I ran into someone I know recently who is more recently into this journey. She went through surgery and treatment in the thick of COVID19. I think that must have been hard…and lonely. My friends went with me to radiation. COVID19 took that away from cancer patients. But the good news is she was given her treatment by the radiation oncologist who was also mine, Dr. Marisa Weiss.

So this woman and I talked. And talked. I get where she is, and the feeling of sheer madness I remember experiencing because of all of the questions and sheer emotions. She asked me if I was ever afraid of a reoccurrence. I have written about it that. Sometimes I still have these little thoughts that wrinkle across my brain. Especially now because I have been off Tamoxifen since September, but I was on it for 10 years. And then you just stop taking it. So then it’s a little like walking a tightrope without a net, and it is hard to realize/accept you don’t need that particular net anymore.

And some days I wonder what the future holds. I don’t have a crystal ball. BUT I have to NOT forget my paternal grandmother who was the oldest survivor of breast cancer I have ever known. She had breast cancer at a time when there was no treatment. There was surgery, yes, but that was it. And she lived into her 90s, and it was NOT breast cancer that wrote the final chapter of her life.

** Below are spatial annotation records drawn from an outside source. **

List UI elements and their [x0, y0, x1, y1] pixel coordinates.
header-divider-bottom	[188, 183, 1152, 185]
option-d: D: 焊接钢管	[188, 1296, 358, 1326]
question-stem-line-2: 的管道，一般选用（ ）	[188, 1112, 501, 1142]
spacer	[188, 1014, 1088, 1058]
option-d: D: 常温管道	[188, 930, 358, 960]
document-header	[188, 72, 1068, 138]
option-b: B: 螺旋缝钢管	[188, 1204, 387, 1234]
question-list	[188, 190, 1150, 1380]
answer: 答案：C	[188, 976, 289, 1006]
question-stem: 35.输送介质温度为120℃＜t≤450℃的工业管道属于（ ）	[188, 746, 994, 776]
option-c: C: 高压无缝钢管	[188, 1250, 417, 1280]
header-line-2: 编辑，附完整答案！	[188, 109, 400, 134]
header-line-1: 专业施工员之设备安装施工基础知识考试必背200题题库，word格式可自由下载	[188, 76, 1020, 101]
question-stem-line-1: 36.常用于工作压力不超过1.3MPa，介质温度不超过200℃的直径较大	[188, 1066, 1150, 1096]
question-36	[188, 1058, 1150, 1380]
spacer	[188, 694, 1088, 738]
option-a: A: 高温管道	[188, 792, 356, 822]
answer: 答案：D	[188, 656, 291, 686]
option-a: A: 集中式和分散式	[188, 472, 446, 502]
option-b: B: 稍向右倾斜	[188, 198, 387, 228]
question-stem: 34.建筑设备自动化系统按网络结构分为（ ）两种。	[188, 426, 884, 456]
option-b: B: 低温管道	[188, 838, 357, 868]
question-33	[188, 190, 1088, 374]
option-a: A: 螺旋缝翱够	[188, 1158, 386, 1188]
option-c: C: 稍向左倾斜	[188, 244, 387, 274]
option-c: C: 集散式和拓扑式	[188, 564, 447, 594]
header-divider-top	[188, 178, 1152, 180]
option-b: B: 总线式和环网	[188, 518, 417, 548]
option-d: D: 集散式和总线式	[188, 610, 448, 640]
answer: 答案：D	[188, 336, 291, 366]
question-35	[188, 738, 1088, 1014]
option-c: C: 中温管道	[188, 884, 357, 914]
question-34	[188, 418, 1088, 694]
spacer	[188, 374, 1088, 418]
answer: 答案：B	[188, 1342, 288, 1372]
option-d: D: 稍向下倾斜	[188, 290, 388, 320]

I also have a life long dear friend who lives with another metastatic cancer. She’s doing her immunotherapy infusions like a trooper. She got a literal Christmas miracle this week when she received the news that her current treatment was definitively working. The nodules that would not move have shrunk so much they have disappeared!

And we have survived COVID19 thus far. Cancer and treatment and meds no matter what stage of disease/treatment/life after means we are instantly immunocompromised . That news combined with a virus like that is no joke. So those who do not wish to get a shot can spare me their reasoning because they put everyone else at risk. Please get a shot and if someone asks you to wear a mask, it’s not such a big deal .

Readers, we have no guarantees in life with or without breast cancer. We can only do our best and believe.

Have a magical Christmas wherever you are.